The Laboratory Hosts Academic Seminar on Solid Oxide Cell Design and Optimization

At the invitation of the Huairou Lab's research team, Professor Lin Zijing from the University of Science and Technology of China (USTC) recently visited the Huairou Lab and delivered an academic presentation titled "Cross-Scale Multi-physics Theory Calculation, Modeling and Simulation for Design and Operation Optimization of Solid Oxide Cells (SOCs)."

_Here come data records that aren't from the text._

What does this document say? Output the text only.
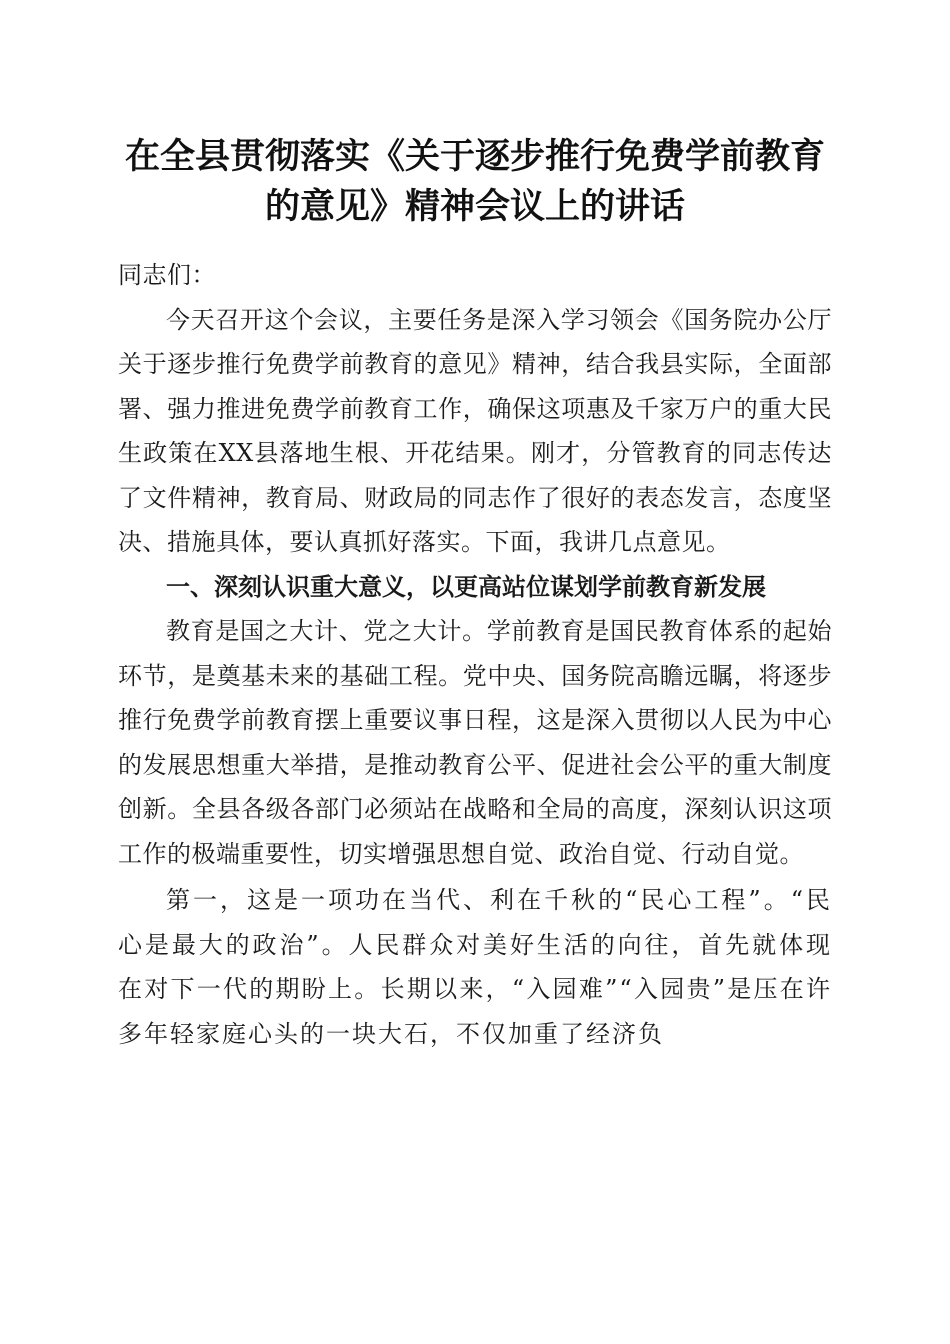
在全县贯彻落实《关于逐步推行免费学前教育
的意见》精神会议上的讲话

同志们：

今天召开这个会议，主要任务是深入学习领会《国务院办公厅关于逐步推行免费学前教育的意见》精神，结合我县实际，全面部署、强力推进免费学前教育工作，确保这项惠及千家万户的重大民生政策在XX县落地生根、开花结果。刚才，分管教育的同志传达了文件精神，教育局、财政局的同志作了很好的表态发言，态度坚决、措施具体，要认真抓好落实。下面，我讲几点意见。

一、深刻认识重大意义，以更高站位谋划学前教育新发展

教育是国之大计、党之大计。学前教育是国民教育体系的起始环节，是奠基未来的基础工程。党中央、国务院高瞻远瞩，将逐步推行免费学前教育摆上重要议事日程，这是深入贯彻以人民为中心的发展思想重大举措，是推动教育公平、促进社会公平的重大制度创新。全县各级各部门必须站在战略和全局的高度，深刻认识这项工作的极端重要性，切实增强思想自觉、政治自觉、行动自觉。

第一，这是一项功在当代、利在千秋的“民心工程”。“民心是最大的政治”。人民群众对美好生活的向往，首先就体现在对下一代的期盼上。长期以来，“入园难”“入园贵”是压在许多年轻家庭心头的一块大石，不仅加重了经济负
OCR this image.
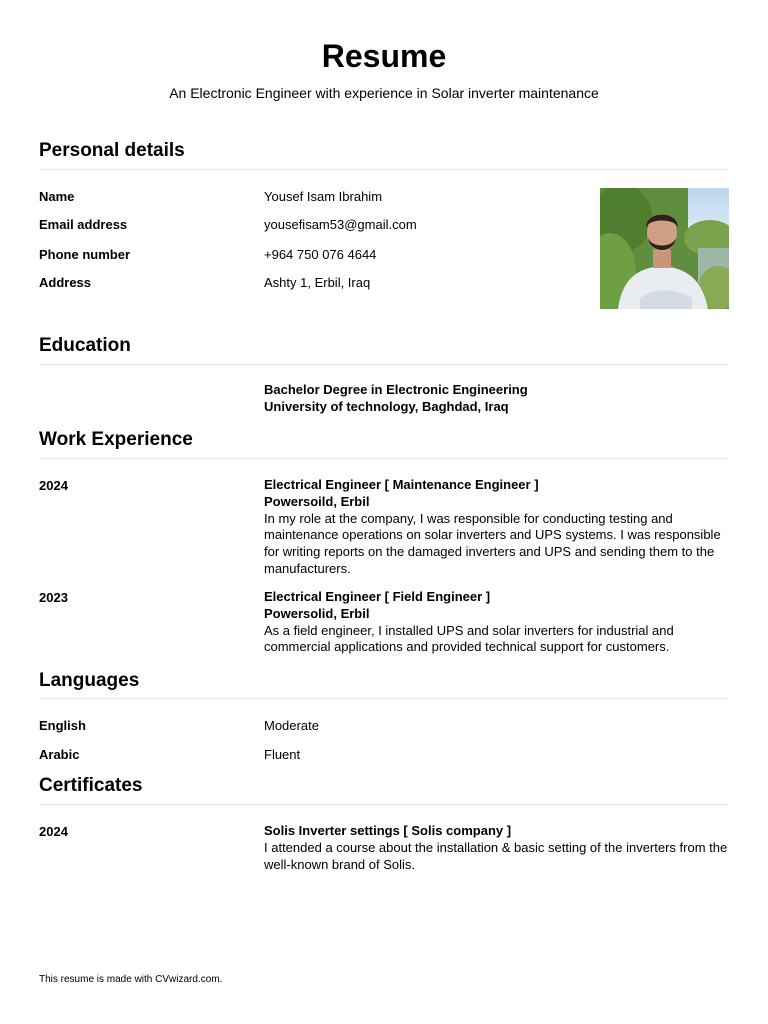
Resume
An Electronic Engineer with experience in Solar inverter maintenance
Personal details
Name	Yousef Isam Ibrahim
Email address	yousefisam53@gmail.com
Phone number	+964 750 076 4644
Address	Ashty 1, Erbil, Iraq
Education
Bachelor Degree in Electronic Engineering
University of technology, Baghdad, Iraq
Work Experience
2024	Electrical Engineer [ Maintenance Engineer ]
Powersoild, Erbil
In my role at the company, I was responsible for conducting testing and maintenance operations on solar inverters and UPS systems. I was responsible for writing reports on the damaged inverters and UPS and sending them to the manufacturers.
2023	Electrical Engineer [ Field Engineer ]
Powersolid, Erbil
As a field engineer, I installed UPS and solar inverters for industrial and commercial applications and provided technical support for customers.
Languages
English	Moderate
Arabic	Fluent
Certificates
2024	Solis Inverter settings [ Solis company ]
I attended a course about the installation & basic setting of the inverters from the well-known brand of Solis.
This resume is made with CVwizard.com.
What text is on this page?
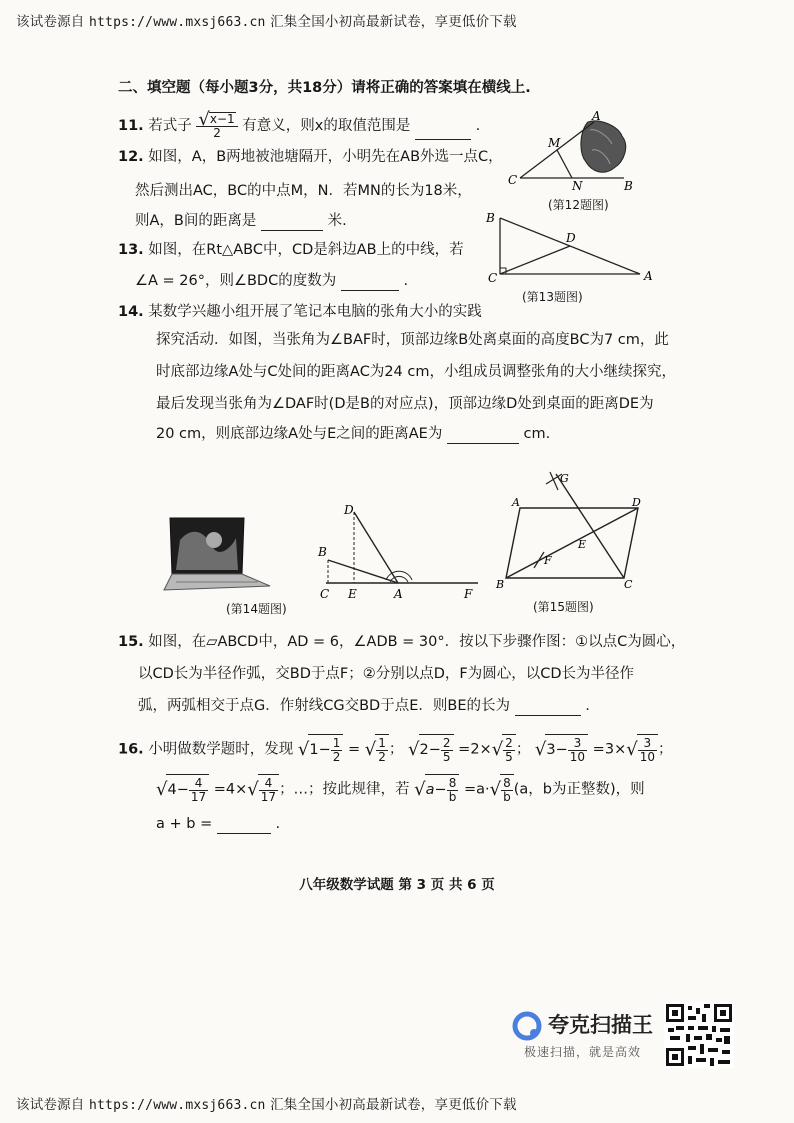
该试卷源自 https://www.mxsj663.cn 汇集全国小初高最新试卷，享更低价下载
二、填空题（每小题3分，共18分）请将正确的答案填在横线上.
11. 若式子 $\frac{√x-1}{2}$ 有意义，则x的取值范围是	.
12. 如图，A，B两地被池塘隔开，小明先在AB外选一点C，
然后测出AC，BC的中点M，N．若MN的长为18米，
则A，B间的距离是	米.
A
M
C	N	B
(第12题图)
B
D
C	A
13. 如图，在Rt△ABC中，CD是斜边AB上的中线，若
∠A = 26°，则∠BDC的度数为	.
(第13题图)
14. 某数学兴趣小组开展了笔记本电脑的张角大小的实践
探究活动．如图，当张角为∠BAF时，顶部边缘B处离桌面的高度BC为7 cm，此
时底部边缘A处与C处间的距离AC为24 cm，小组成员调整张角的大小继续探究，
最后发现当张角为∠DAF时(D是B的对应点)，顶部边缘D处到桌面的距离DE为
20 cm，则底部边缘A处与E之间的距离AE为	cm.
D
B
C E	A	F
(第14题图)
G
A	D
E
F
B	C
(第15题图)
15. 如图，在▱ABCD中，AD = 6，∠ADB = 30°．按以下步骤作图：①以点C为圆心，
以CD长为半径作弧，交BD于点F；②分别以点D，F为圆心，以CD长为半径作
弧，两弧相交于点G．作射线CG交BD于点E．则BE的长为	.
16. 小明做数学题时，发现 $√1- \frac{1}{2}$ = √ $\frac{1}{2}$ ； $√2- \frac{2}{5} =2\times√ \frac{2}{5}$ ； $√3- \frac{3}{10} =3\times√ \frac{3}{10}$ ；
$√4- \frac{4}{17} =4\times√ \frac{4}{17}$ ；…；按此规律，若 $√a- \frac{8}{b} =a\cdot√ \frac{8}{b} (a$，b为正整数)，则
a + b =	.
八年级数学试题 第 3 页 共 6 页
夸克扫描王
极速扫描，就是高效
该试卷源自 https://www.mxsj663.cn 汇集全国小初高最新试卷，享更低价下载
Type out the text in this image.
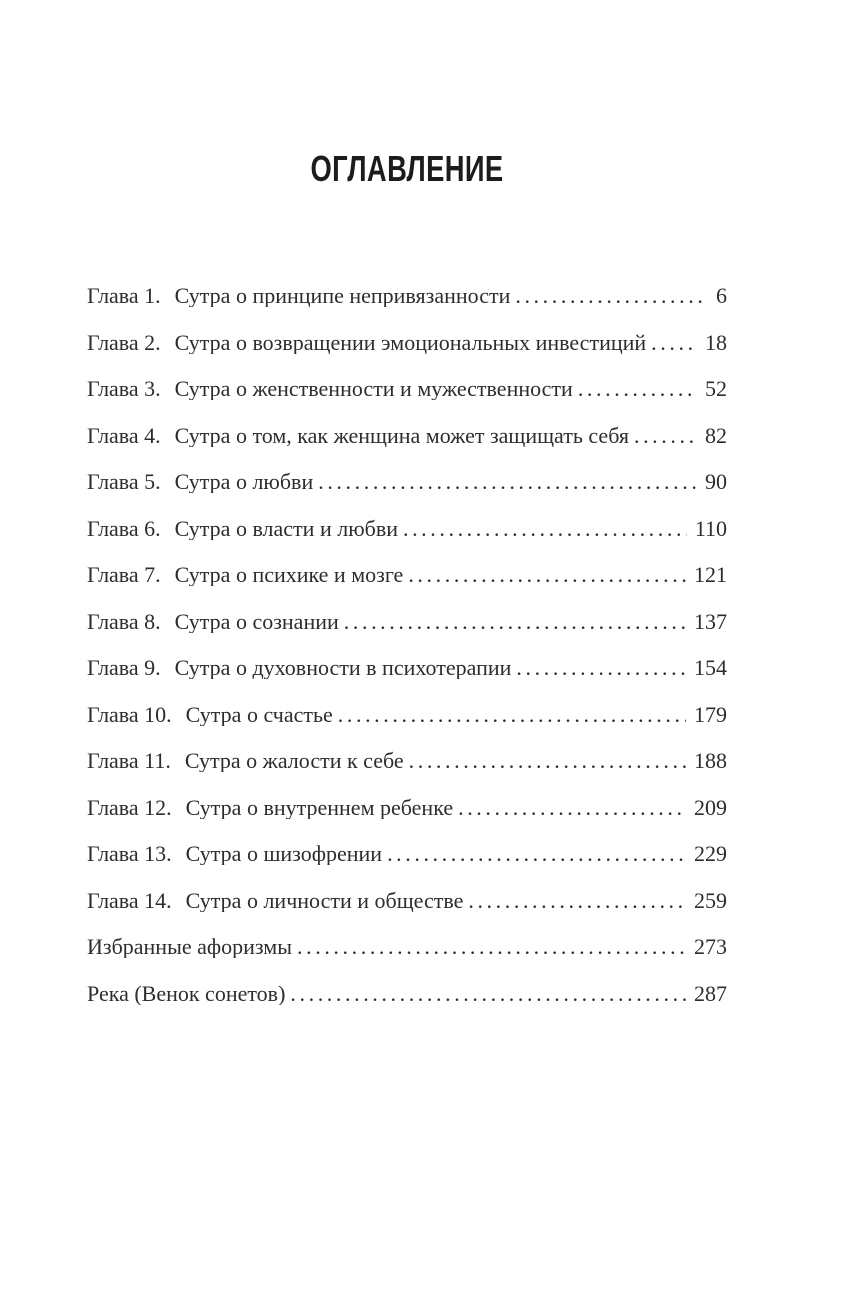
ОГЛАВЛЕНИЕ
Глава 1. Сутра о принципе непривязанности .....	6
Глава 2. Сутра о возвращении эмоциональных инвестиций .....	18
Глава 3. Сутра о женственности и мужественности .....	52
Глава 4. Сутра о том, как женщина может защищать себя .....	82
Глава 5. Сутра о любви .....	90
Глава 6. Сутра о власти и любви .....	110
Глава 7. Сутра о психике и мозге .....	121
Глава 8. Сутра о сознании .....	137
Глава 9. Сутра о духовности в психотерапии .....	154
Глава 10. Сутра о счастье .....	179
Глава 11. Сутра о жалости к себе .....	188
Глава 12. Сутра о внутреннем ребенке .....	209
Глава 13. Сутра о шизофрении .....	229
Глава 14. Сутра о личности и обществе .....	259
Избранные афоризмы .....	273
Река (Венок сонетов) .....	287
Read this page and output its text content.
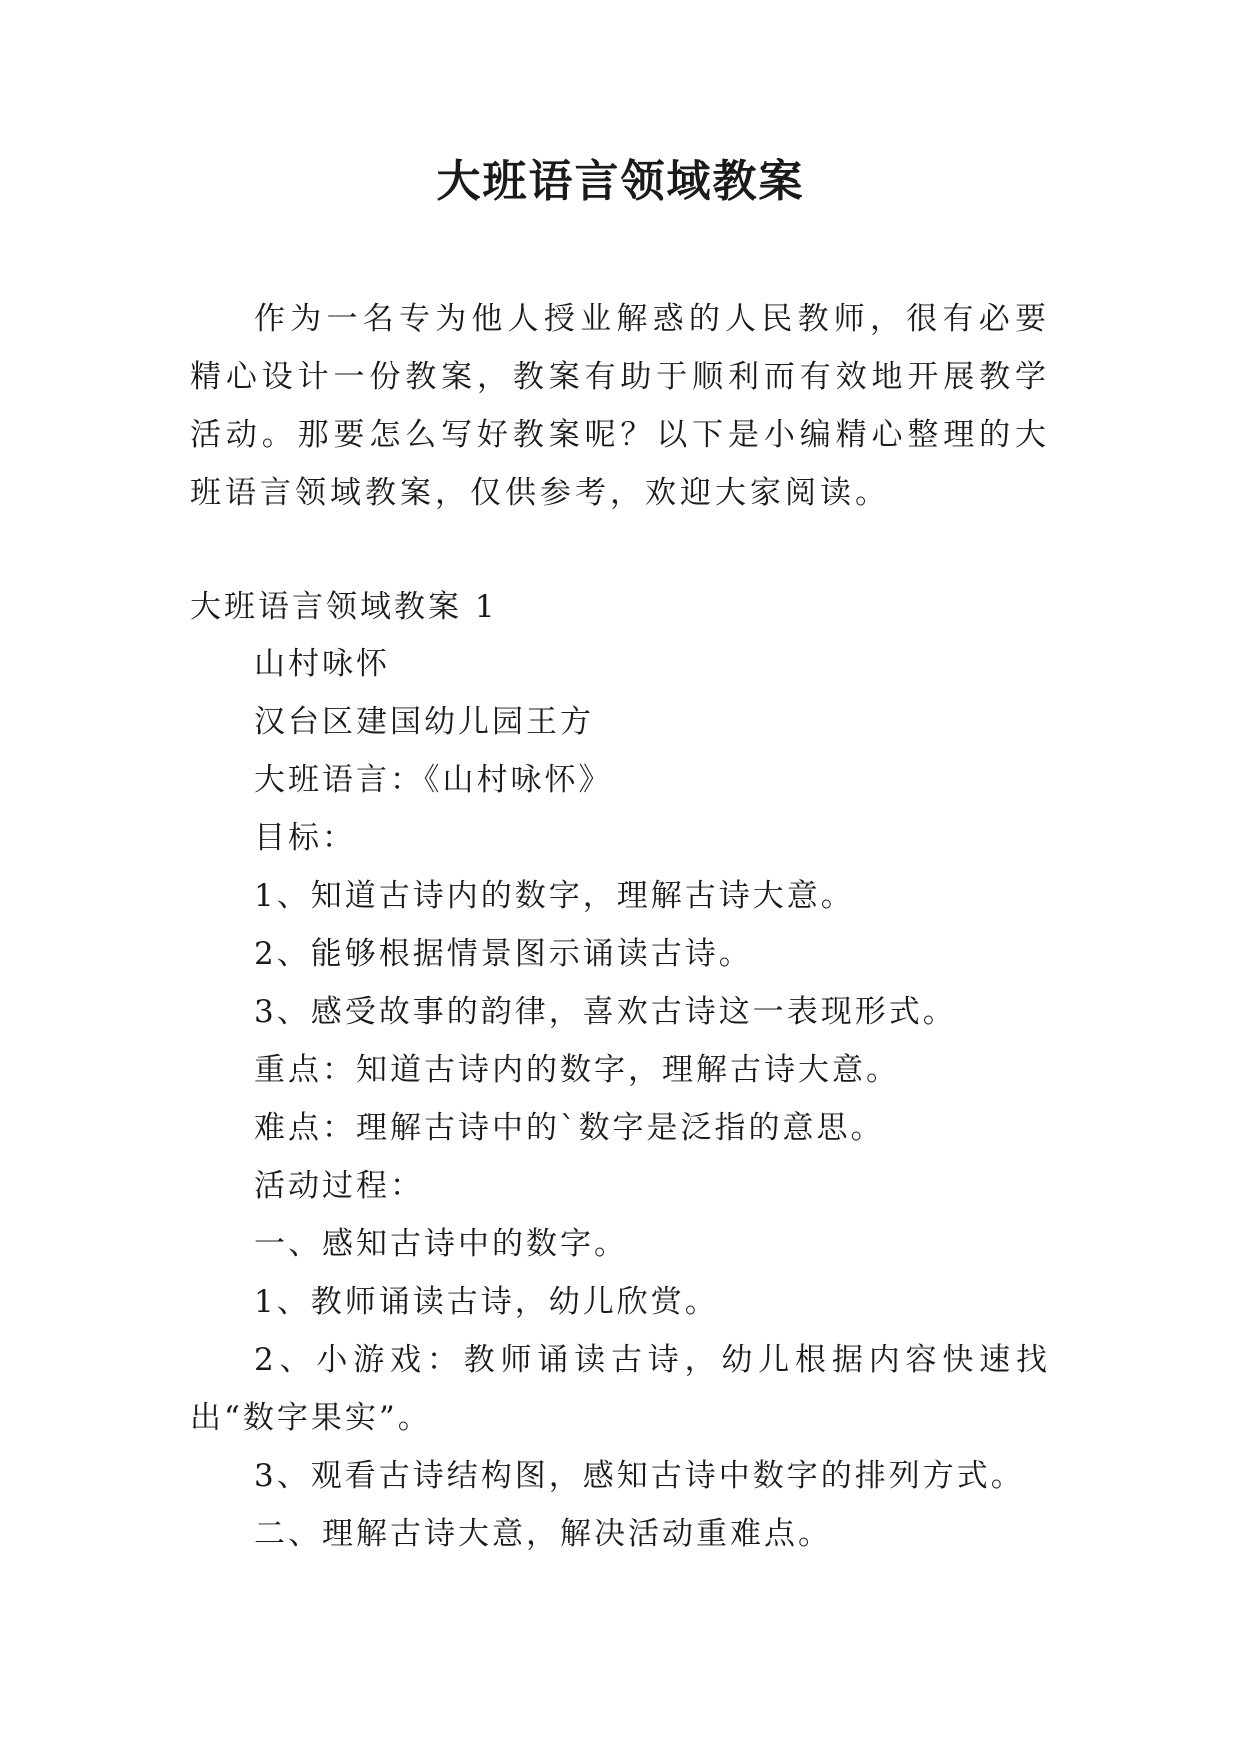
大班语言领域教案

作为一名专为他人授业解惑的人民教师，很有必要精心设计一份教案，教案有助于顺利而有效地开展教学活动。那要怎么写好教案呢？以下是小编精心整理的大班语言领域教案，仅供参考，欢迎大家阅读。

大班语言领域教案 1

山村咏怀
汉台区建国幼儿园王方
大班语言：《山村咏怀》
目标：
1、知道古诗内的数字，理解古诗大意。
2、能够根据情景图示诵读古诗。
3、感受故事的韵律，喜欢古诗这一表现形式。
重点：知道古诗内的数字，理解古诗大意。
难点：理解古诗中的`数字是泛指的意思。
活动过程：
一、感知古诗中的数字。
1、教师诵读古诗，幼儿欣赏。
2、小游戏：教师诵读古诗，幼儿根据内容快速找出“数字果实”。
3、观看古诗结构图，感知古诗中数字的排列方式。
二、理解古诗大意，解决活动重难点。
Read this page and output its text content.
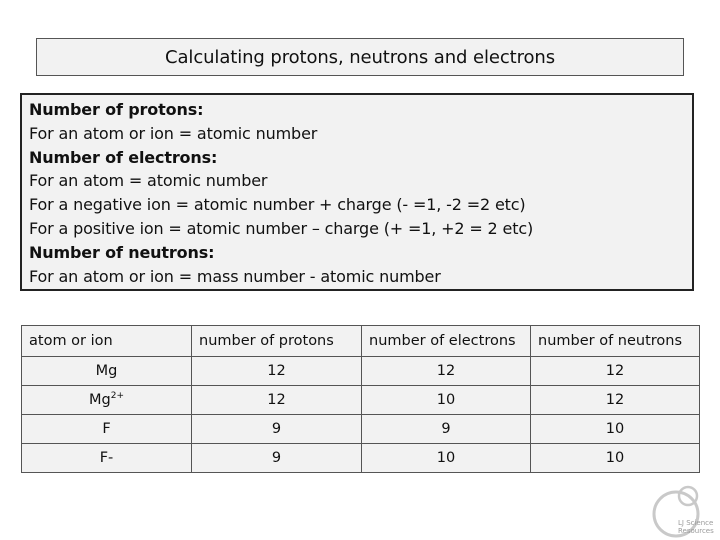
Calculating protons, neutrons and electrons
Number of protons:
For an atom or ion = atomic number
Number of electrons:
For an atom = atomic number
For a negative ion = atomic number + charge (- =1, -2 =2 etc)
For a positive ion = atomic number – charge (+ =1, +2 = 2 etc)
Number of neutrons:
For an atom or ion = mass number - atomic number
atom or ion	number of protons	number of electrons	number of neutrons
Mg	12	12	12
$Mg^{2+}$	12	10	12
F	9	9	10
F-	9	10	10
LJ Science
Resources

The presentation summarized the research conducted by the USTC Solid Oxide Cell Theoretical Simulation Group, covering studies ranging from first-principles calculations of elementary reactions at the molecular scale of materials to multi-physics coupling modeling and simulation at the cell, stack, and system scales. Specific topics included the reaction pathways and kinetic processes of methane steam reforming reactions on the anode side of the battery; the design of efficient catalysts based on neural networks; crystal structure prediction methods accelerated by graph deep learning; electrode and battery design based on multi-physics simulations; stack design and manufacturing based on reliable multi-physics models; automation of stack multi-physics coupling simulations; and the design and validation of systems and key components.

Following the presentation, attending researchers engaged in extensive exchanges and discussions on the critical issues of cross-scale multi-physics coupling simulation and modeling technologies in fuel cell design and development. This exchange had significant guiding implications for the application of cross-scale simulation and AI technologies in advancing research and development tasks for key materials, individual cells, stacks, and systems in fuel cells.